Jackson explained: ‘We’re moving from measuring how much pollution comes from stoves to how much pollution people actually breathe.’
The researchers found that typical use of a gas stove increases exposure to NO2 by around 4 parts per billion – or 7.52 µg m³ – averaged over a year. This exposure rate would put members of the household three-quarters of the way to WHO’s NO2 limit of 10 µg m³, before they’ve even stepped out of their house.
There are ways to mitigate the worst levels of exposure but, as lead study author Yannai Kashtan, a PhD student in Earth system science said: ‘We found that just how much gas you burn in your stove is by far the biggest factor affecting how much you’re exposed. And then, after that, do you have an effective range hood – and do you use it?’

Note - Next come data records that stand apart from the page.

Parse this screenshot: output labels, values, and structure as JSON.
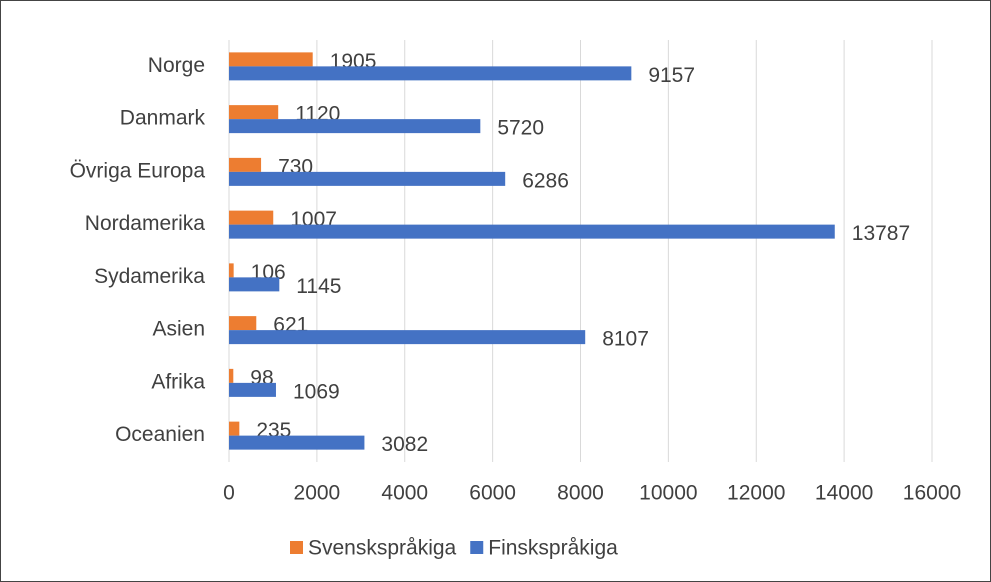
{
  "chart_data": {
    "type": "bar",
    "orientation": "horizontal",
    "categories": [
      "Norge",
      "Danmark",
      "Övriga Europa",
      "Nordamerika",
      "Sydamerika",
      "Asien",
      "Afrika",
      "Oceanien"
    ],
    "series": [
      {
        "name": "Svenskspråkiga",
        "color": "#ed7d31",
        "values": [
          1905,
          1120,
          730,
          1007,
          106,
          621,
          98,
          235
        ]
      },
      {
        "name": "Finskspråkiga",
        "color": "#4472c4",
        "values": [
          9157,
          5720,
          6286,
          13787,
          1145,
          8107,
          1069,
          3082
        ]
      }
    ],
    "xlim": [
      0,
      16000
    ],
    "xticks": [
      0,
      2000,
      4000,
      6000,
      8000,
      10000,
      12000,
      14000,
      16000
    ],
    "grid": true,
    "legend": "bottom"
  }
}
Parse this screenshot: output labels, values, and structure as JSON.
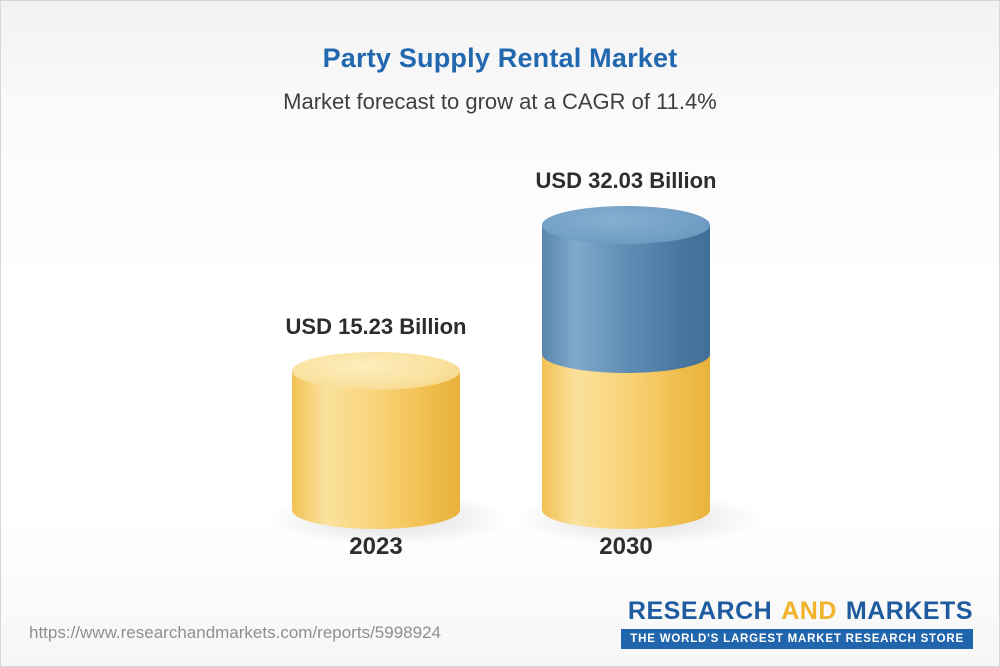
{
  "header": {
    "title": "Party Supply Rental Market",
    "subtitle": "Market forecast to grow at a CAGR of 11.4%"
  },
  "chart_data": {
    "type": "bar",
    "title": "Party Supply Rental Market",
    "subtitle": "Market forecast to grow at a CAGR of 11.4%",
    "cagr_percent": 11.4,
    "categories": [
      "2023",
      "2030"
    ],
    "values": [
      15.23,
      32.03
    ],
    "unit": "USD Billion",
    "value_labels": [
      "USD 15.23 Billion",
      "USD 32.03 Billion"
    ],
    "legend_position": "none",
    "grid": false,
    "ylim": [
      0,
      34
    ],
    "colors": {
      "bar_2023": "#F6CD67",
      "bar_2030_lower": "#F6CD67",
      "bar_2030_upper": "#4E80AA",
      "title": "#2268AE",
      "text": "#2D2D2D"
    }
  },
  "footer": {
    "url": "https://www.researchandmarkets.com/reports/5998924",
    "logo": {
      "word1": "RESEARCH",
      "word2": "AND",
      "word3": "MARKETS",
      "tagline": "THE WORLD'S LARGEST MARKET RESEARCH STORE",
      "navy": "#1E5C9F",
      "gold": "#F0B32B"
    }
  }
}
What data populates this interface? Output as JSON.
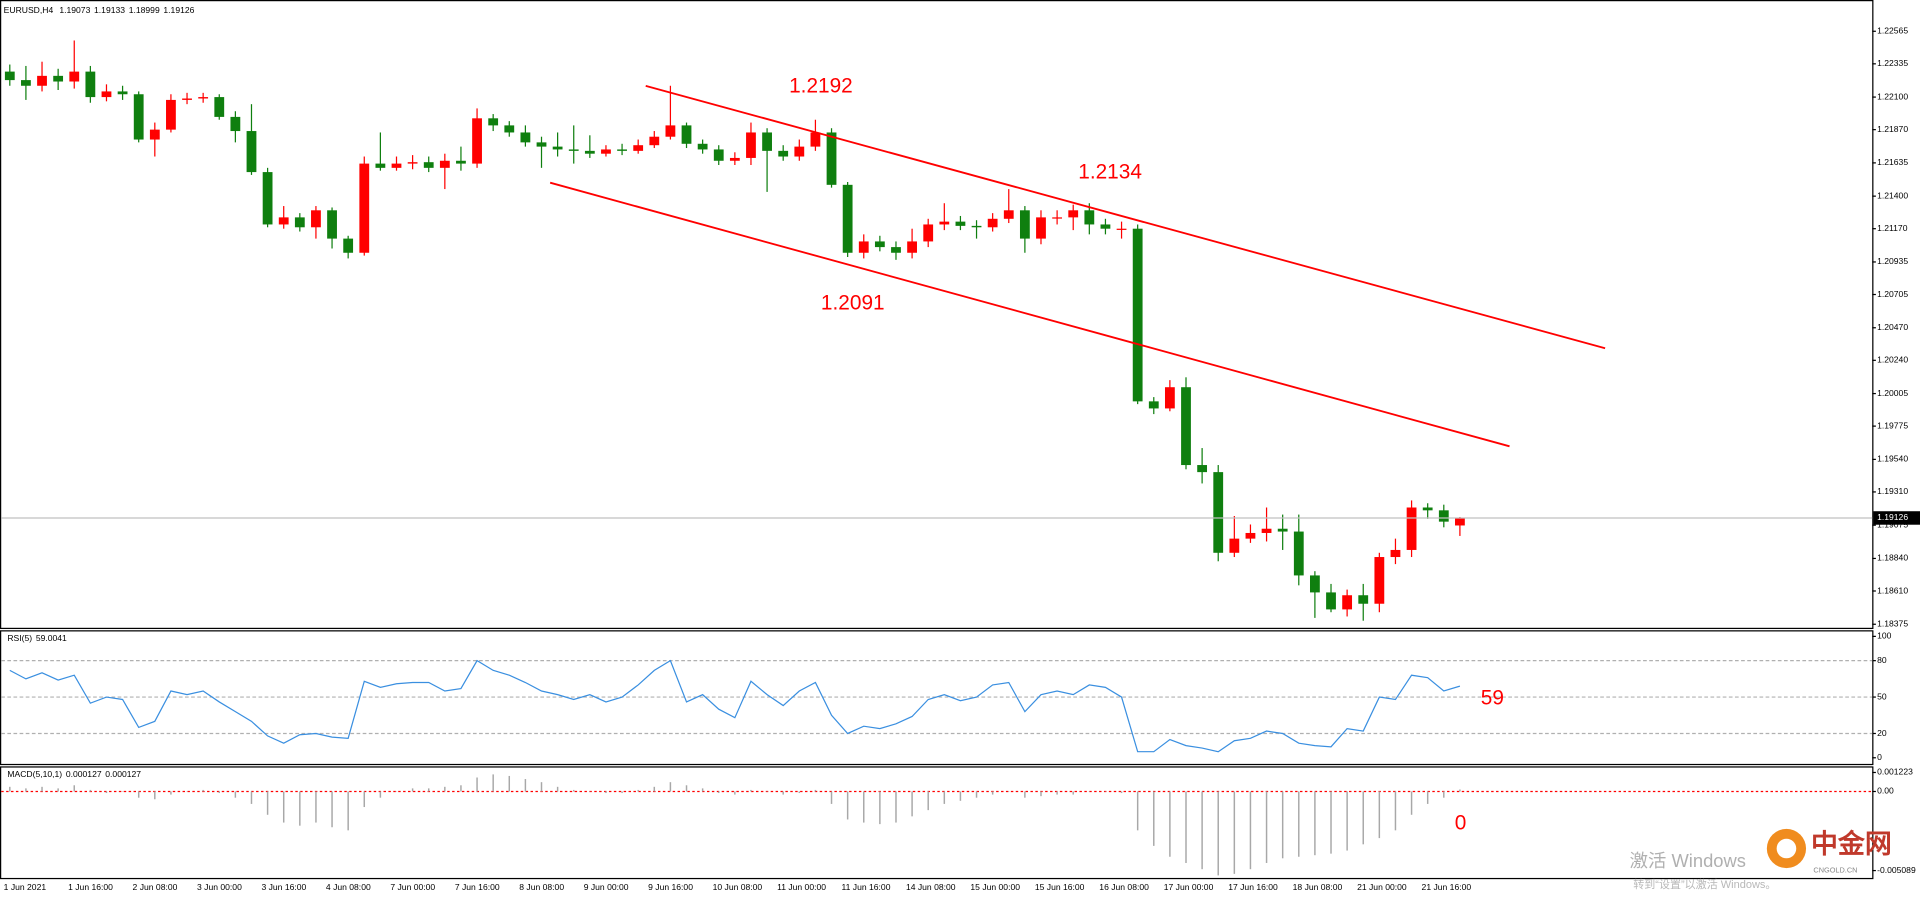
{
  "chart_data": [
    {
      "type": "candlestick",
      "title": "EURUSD,H4",
      "categories": [
        "1 Jun 2021",
        null,
        null,
        null,
        "1 Jun 16:00",
        null,
        null,
        null,
        "2 Jun 08:00",
        null,
        null,
        null,
        "3 Jun 00:00",
        null,
        null,
        null,
        "3 Jun 16:00",
        null,
        null,
        null,
        "4 Jun 08:00",
        null,
        null,
        null,
        "7 Jun 00:00",
        null,
        null,
        null,
        "7 Jun 16:00",
        null,
        null,
        null,
        "8 Jun 08:00",
        null,
        null,
        null,
        "9 Jun 00:00",
        null,
        null,
        null,
        "9 Jun 16:00",
        null,
        null,
        null,
        "10 Jun 08:00",
        null,
        null,
        null,
        "11 Jun 00:00",
        null,
        null,
        null,
        "11 Jun 16:00",
        null,
        null,
        null,
        "14 Jun 08:00",
        null,
        null,
        null,
        "15 Jun 00:00",
        null,
        null,
        null,
        "15 Jun 16:00",
        null,
        null,
        null,
        "16 Jun 08:00",
        null,
        null,
        null,
        "17 Jun 00:00",
        null,
        null,
        null,
        "17 Jun 16:00",
        null,
        null,
        null,
        "18 Jun 08:00",
        null,
        null,
        null,
        "21 Jun 00:00",
        null,
        null,
        null,
        "21 Jun 16:00",
        null,
        null
      ],
      "open": [
        1.2228,
        1.2222,
        1.2218,
        1.2225,
        1.2221,
        1.2228,
        1.221,
        1.2214,
        1.2212,
        1.218,
        1.2187,
        1.2208,
        1.2209,
        1.221,
        1.2196,
        1.2186,
        1.2157,
        1.212,
        1.2125,
        1.2118,
        1.213,
        1.211,
        1.21,
        1.2163,
        1.216,
        1.2163,
        1.2164,
        1.216,
        1.2165,
        1.2163,
        1.2195,
        1.219,
        1.2185,
        1.2178,
        1.2175,
        1.2173,
        1.2172,
        1.217,
        1.2173,
        1.2172,
        1.2176,
        1.2182,
        1.219,
        1.2177,
        1.2173,
        1.2165,
        1.2167,
        1.2185,
        1.2172,
        1.2168,
        1.2175,
        1.2185,
        1.2148,
        1.21,
        1.2108,
        1.2104,
        1.21,
        1.2108,
        1.212,
        1.2122,
        1.2119,
        1.2118,
        1.2124,
        1.213,
        1.211,
        1.2125,
        1.2125,
        1.213,
        1.212,
        1.2117,
        1.2117,
        1.1995,
        1.199,
        1.2005,
        1.195,
        1.1945,
        1.1888,
        1.1898,
        1.1902,
        1.1905,
        1.1903,
        1.1872,
        1.186,
        1.1848,
        1.1858,
        1.1852,
        1.1885,
        1.189,
        1.192,
        1.1918,
        1.19073
      ],
      "high": [
        1.2233,
        1.2232,
        1.2235,
        1.223,
        1.225,
        1.2232,
        1.2219,
        1.2218,
        1.2214,
        1.2192,
        1.2212,
        1.2213,
        1.2213,
        1.2212,
        1.22,
        1.2205,
        1.216,
        1.2133,
        1.2128,
        1.2133,
        1.2132,
        1.2112,
        1.2168,
        1.2185,
        1.2168,
        1.2169,
        1.2168,
        1.217,
        1.2175,
        1.2202,
        1.2198,
        1.2193,
        1.219,
        1.2182,
        1.2185,
        1.219,
        1.2183,
        1.2176,
        1.2177,
        1.218,
        1.2186,
        1.2218,
        1.2192,
        1.218,
        1.2176,
        1.2171,
        1.2192,
        1.2188,
        1.2176,
        1.218,
        1.2194,
        1.2188,
        1.215,
        1.2113,
        1.2112,
        1.2108,
        1.2117,
        1.2124,
        1.2135,
        1.2126,
        1.2123,
        1.2128,
        1.2145,
        1.2133,
        1.213,
        1.213,
        1.2134,
        1.2135,
        1.2124,
        1.2122,
        1.212,
        1.1998,
        1.201,
        1.2012,
        1.1962,
        1.195,
        1.1914,
        1.1908,
        1.192,
        1.1915,
        1.1915,
        1.1875,
        1.1866,
        1.1862,
        1.1866,
        1.1888,
        1.1898,
        1.1925,
        1.1923,
        1.1922,
        1.19133
      ],
      "low": [
        1.2218,
        1.2208,
        1.2214,
        1.2215,
        1.2216,
        1.2206,
        1.2207,
        1.2208,
        1.2178,
        1.2168,
        1.2185,
        1.2205,
        1.2206,
        1.2194,
        1.2178,
        1.2155,
        1.2118,
        1.2117,
        1.2115,
        1.211,
        1.2103,
        1.2096,
        1.2098,
        1.2158,
        1.2158,
        1.2159,
        1.2157,
        1.2145,
        1.2158,
        1.216,
        1.2186,
        1.2182,
        1.2175,
        1.216,
        1.2168,
        1.2163,
        1.2167,
        1.2168,
        1.2169,
        1.217,
        1.2174,
        1.218,
        1.2174,
        1.217,
        1.2162,
        1.2162,
        1.2162,
        1.2143,
        1.2165,
        1.2165,
        1.2172,
        1.2146,
        1.2097,
        1.2096,
        1.2101,
        1.2095,
        1.2096,
        1.2104,
        1.2116,
        1.2116,
        1.211,
        1.2115,
        1.2121,
        1.21,
        1.2106,
        1.212,
        1.2116,
        1.2113,
        1.2113,
        1.211,
        1.1993,
        1.1986,
        1.1988,
        1.1947,
        1.1937,
        1.1882,
        1.1885,
        1.1895,
        1.1896,
        1.189,
        1.1865,
        1.1842,
        1.1846,
        1.1843,
        1.184,
        1.1846,
        1.188,
        1.1885,
        1.1912,
        1.1906,
        1.18999
      ],
      "close": [
        1.2222,
        1.2218,
        1.2225,
        1.2221,
        1.2228,
        1.221,
        1.2214,
        1.2212,
        1.218,
        1.2187,
        1.2208,
        1.2209,
        1.221,
        1.2196,
        1.2186,
        1.2157,
        1.212,
        1.2125,
        1.2118,
        1.213,
        1.211,
        1.21,
        1.2163,
        1.216,
        1.2163,
        1.2164,
        1.216,
        1.2165,
        1.2163,
        1.2195,
        1.219,
        1.2185,
        1.2178,
        1.2175,
        1.2173,
        1.2172,
        1.217,
        1.2173,
        1.2172,
        1.2176,
        1.2182,
        1.219,
        1.2177,
        1.2173,
        1.2165,
        1.2167,
        1.2185,
        1.2172,
        1.2168,
        1.2175,
        1.2185,
        1.2148,
        1.21,
        1.2108,
        1.2104,
        1.21,
        1.2108,
        1.212,
        1.2122,
        1.2119,
        1.2118,
        1.2124,
        1.213,
        1.211,
        1.2125,
        1.2125,
        1.213,
        1.212,
        1.2117,
        1.2117,
        1.1995,
        1.199,
        1.2005,
        1.195,
        1.1945,
        1.1888,
        1.1898,
        1.1902,
        1.1905,
        1.1903,
        1.1872,
        1.186,
        1.1848,
        1.1858,
        1.1852,
        1.1885,
        1.189,
        1.192,
        1.1918,
        1.191,
        1.19126
      ],
      "up_color": "#ff0000",
      "down_color": "#0f7f0f",
      "ylim": [
        1.1835,
        1.2276
      ],
      "yticks": [
        1.22565,
        1.22335,
        {
          "value": 1.221,
          "label": "1.22100"
        },
        {
          "value": 1.2187,
          "label": "1.21870"
        },
        1.21635,
        {
          "value": 1.214,
          "label": "1.21400"
        },
        {
          "value": 1.2117,
          "label": "1.21170"
        },
        1.20935,
        1.20705,
        {
          "value": 1.2047,
          "label": "1.20470"
        },
        {
          "value": 1.2024,
          "label": "1.20240"
        },
        1.20005,
        1.19775,
        {
          "value": 1.1954,
          "label": "1.19540"
        },
        {
          "value": 1.1931,
          "label": "1.19310"
        },
        1.19075,
        {
          "value": 1.1884,
          "label": "1.18840"
        },
        {
          "value": 1.1861,
          "label": "1.18610"
        },
        1.18375
      ],
      "annotations": [
        "1.2192",
        "1.2134",
        "1.2091"
      ]
    },
    {
      "type": "line",
      "title": "RSI(5)",
      "values": [
        72,
        65,
        70,
        64,
        68,
        45,
        50,
        48,
        25,
        30,
        55,
        52,
        55,
        46,
        38,
        30,
        18,
        12,
        19,
        20,
        17,
        16,
        63,
        58,
        61,
        62,
        62,
        55,
        57,
        80,
        72,
        68,
        62,
        55,
        52,
        48,
        52,
        46,
        50,
        60,
        72,
        80,
        46,
        52,
        40,
        33,
        63,
        52,
        43,
        55,
        62,
        35,
        20,
        26,
        24,
        28,
        34,
        48,
        52,
        47,
        50,
        60,
        62,
        38,
        52,
        55,
        52,
        60,
        58,
        50,
        5,
        5,
        15,
        10,
        8,
        5,
        14,
        16,
        22,
        20,
        12,
        10,
        9,
        24,
        22,
        50,
        48,
        68,
        66,
        55,
        59.0041
      ],
      "color": "#3a8fe0",
      "ylim": [
        0,
        100
      ],
      "yticks": [
        100,
        80,
        50,
        20,
        0
      ],
      "grid": true,
      "annotations": [
        "59"
      ]
    },
    {
      "type": "bar",
      "title": "MACD(5,10,1)",
      "values": [
        0.0003,
        0.0002,
        0.0003,
        0.0002,
        0.0004,
        0.0001,
        -0.0001,
        0,
        -0.0004,
        -0.0005,
        -0.0002,
        0,
        0.0001,
        -0.0001,
        -0.0004,
        -0.0008,
        -0.0015,
        -0.002,
        -0.0022,
        -0.002,
        -0.0023,
        -0.0025,
        -0.001,
        -0.0004,
        0,
        0.0002,
        0.0002,
        0.0003,
        0.0004,
        0.0009,
        0.0011,
        0.001,
        0.0008,
        0.0006,
        0.0003,
        0.0001,
        0,
        -0.0001,
        -0.0001,
        0.0001,
        0.0003,
        0.0006,
        0.0004,
        0.0002,
        -0.0001,
        -0.0002,
        0.0001,
        0,
        -0.0002,
        -0.0001,
        0.0001,
        -0.0008,
        -0.0018,
        -0.002,
        -0.0021,
        -0.002,
        -0.0016,
        -0.0012,
        -0.0008,
        -0.0006,
        -0.0004,
        -0.0002,
        0,
        -0.0004,
        -0.0003,
        -0.0002,
        -0.0002,
        0,
        0,
        -0.0001,
        -0.0025,
        -0.0035,
        -0.0042,
        -0.0046,
        -0.005,
        -0.0054,
        -0.0053,
        -0.005,
        -0.0046,
        -0.0043,
        -0.0042,
        -0.0041,
        -0.004,
        -0.0038,
        -0.0034,
        -0.003,
        -0.0025,
        -0.0015,
        -0.0008,
        -0.0004,
        0.000127
      ],
      "signal": 0.000127,
      "color": "#a8a8a8",
      "zero_line_color": "#ff0000",
      "ylim": [
        -0.005089,
        0.001223
      ],
      "yticks": [
        0.001223,
        {
          "value": 0,
          "label": "0.00"
        },
        -0.005089
      ],
      "annotations": [
        "0"
      ]
    }
  ],
  "watermark": {
    "line1": "激活 Windows",
    "line2": "转到“设置”以激活 Windows。"
  },
  "logo": {
    "name": "中金网",
    "site": "CNGOLD.CN"
  }
}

Obviously the size of the home affects exposure levels but even in the larger premises surveyed (around 3,000 ft²), unhealthy NO2 spikes were routinely measured, both during and after cooking.
More problematic is gas cooking in the smaller homes, typically the size of a two-bedroom apartment (around 800 ft²). Here residents could be exposed to twice as much NO2 over the course of a year compared to the national average, and four times as much as gas stove uses in the larger premises.
Concomitant with this is that poorer families will suffer greater exposure. Indeed, the researchers found that long-term NO2 exposure is 60% higher among American Indian and Alaska Native households, and 20% higher among Black and Hispanic or Latino households – a demographic who are already exposed to the highest levels of ambient CO2 such as vehicle exhaust.